Depuis 1992, les élections sont révélatrices d’un certain élan démocratique dans le pays. En effet, elles indiquent également que les élections sont aujourd’hui le seul moyen d’accès au pouvoir politique. D’une manière générale, « l’élection est un temps fort de la vie politique. C’est l’acte par le quel le peuple désigne les titulaires de l’autorité politique ».
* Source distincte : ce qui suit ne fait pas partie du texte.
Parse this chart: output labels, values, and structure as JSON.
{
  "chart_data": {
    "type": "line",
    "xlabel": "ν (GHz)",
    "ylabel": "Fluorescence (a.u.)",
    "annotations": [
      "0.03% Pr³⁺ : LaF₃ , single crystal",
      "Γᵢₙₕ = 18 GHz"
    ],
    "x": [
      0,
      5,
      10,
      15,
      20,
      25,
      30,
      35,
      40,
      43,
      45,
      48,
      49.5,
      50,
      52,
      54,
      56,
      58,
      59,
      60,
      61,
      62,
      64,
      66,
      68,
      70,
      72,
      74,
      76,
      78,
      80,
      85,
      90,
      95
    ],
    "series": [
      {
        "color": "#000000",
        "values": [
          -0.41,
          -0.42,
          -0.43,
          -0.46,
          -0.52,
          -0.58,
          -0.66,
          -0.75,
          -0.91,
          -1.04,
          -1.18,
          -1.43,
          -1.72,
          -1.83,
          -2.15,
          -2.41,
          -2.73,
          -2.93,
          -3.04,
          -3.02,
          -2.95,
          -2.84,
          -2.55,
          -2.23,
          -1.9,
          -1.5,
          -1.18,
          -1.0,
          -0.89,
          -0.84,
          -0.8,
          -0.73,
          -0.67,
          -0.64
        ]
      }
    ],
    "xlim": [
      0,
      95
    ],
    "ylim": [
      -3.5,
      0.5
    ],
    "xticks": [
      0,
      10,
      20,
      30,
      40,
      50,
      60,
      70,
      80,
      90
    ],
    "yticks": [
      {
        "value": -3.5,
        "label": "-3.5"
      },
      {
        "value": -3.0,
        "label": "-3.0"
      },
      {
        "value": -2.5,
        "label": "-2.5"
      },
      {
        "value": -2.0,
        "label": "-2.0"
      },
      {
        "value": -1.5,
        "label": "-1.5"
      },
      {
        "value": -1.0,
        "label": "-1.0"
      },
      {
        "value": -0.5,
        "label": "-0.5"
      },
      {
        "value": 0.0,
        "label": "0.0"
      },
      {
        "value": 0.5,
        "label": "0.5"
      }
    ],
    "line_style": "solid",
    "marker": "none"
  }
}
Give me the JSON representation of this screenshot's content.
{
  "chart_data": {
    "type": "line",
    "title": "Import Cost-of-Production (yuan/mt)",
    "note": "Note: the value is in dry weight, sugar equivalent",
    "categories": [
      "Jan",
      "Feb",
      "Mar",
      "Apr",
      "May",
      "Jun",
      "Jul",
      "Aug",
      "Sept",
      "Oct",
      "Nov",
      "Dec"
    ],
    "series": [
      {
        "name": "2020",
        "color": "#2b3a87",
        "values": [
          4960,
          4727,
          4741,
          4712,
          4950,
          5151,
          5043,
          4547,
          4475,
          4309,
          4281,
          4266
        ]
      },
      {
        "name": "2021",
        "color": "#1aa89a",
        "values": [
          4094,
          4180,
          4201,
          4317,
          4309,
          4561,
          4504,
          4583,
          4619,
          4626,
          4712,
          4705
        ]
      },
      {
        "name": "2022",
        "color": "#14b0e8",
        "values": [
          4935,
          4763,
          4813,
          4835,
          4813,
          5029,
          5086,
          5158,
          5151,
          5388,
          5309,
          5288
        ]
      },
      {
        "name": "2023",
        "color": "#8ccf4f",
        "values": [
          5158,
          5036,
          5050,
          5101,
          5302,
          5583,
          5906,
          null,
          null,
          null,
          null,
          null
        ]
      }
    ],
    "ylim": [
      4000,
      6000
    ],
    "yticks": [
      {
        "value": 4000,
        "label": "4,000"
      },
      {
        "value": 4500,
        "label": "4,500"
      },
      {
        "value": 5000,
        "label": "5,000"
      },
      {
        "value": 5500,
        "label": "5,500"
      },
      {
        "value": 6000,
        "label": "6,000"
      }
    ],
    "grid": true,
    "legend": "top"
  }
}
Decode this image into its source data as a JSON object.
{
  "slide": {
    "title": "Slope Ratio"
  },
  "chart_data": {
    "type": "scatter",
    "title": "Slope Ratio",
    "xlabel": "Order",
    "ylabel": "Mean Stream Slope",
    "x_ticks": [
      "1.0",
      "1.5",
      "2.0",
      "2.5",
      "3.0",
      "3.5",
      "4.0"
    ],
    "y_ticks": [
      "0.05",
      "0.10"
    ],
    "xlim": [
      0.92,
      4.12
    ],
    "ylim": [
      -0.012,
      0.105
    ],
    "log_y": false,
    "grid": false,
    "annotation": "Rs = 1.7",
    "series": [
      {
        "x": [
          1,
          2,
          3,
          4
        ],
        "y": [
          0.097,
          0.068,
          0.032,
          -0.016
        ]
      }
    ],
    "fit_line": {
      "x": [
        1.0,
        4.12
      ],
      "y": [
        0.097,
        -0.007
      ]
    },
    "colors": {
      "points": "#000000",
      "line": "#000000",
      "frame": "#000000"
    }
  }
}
Or, à l’image des différents scrutins électoraux, nous constatons une désaffection de plus en plus grande des citoyens au processus. Le non vote des citoyens aux scrutins électoraux, met en péril la viabilité démocratique . En réalité, la création inflationniste des partis politiques (120 partis répertoriés) et l’augmentation croissante des candidats indépendants aux consultations électorales a plusieurs conséquences, notamment l’invisibilité du choix électif, l’instauration d’un rapport clientéliste avec les électeurs, la crise de la représentation. Autant d’éléments qui nous amènent à interroger la légitimité, le rôle et la responsabilité des acteurs politiques face au peuple.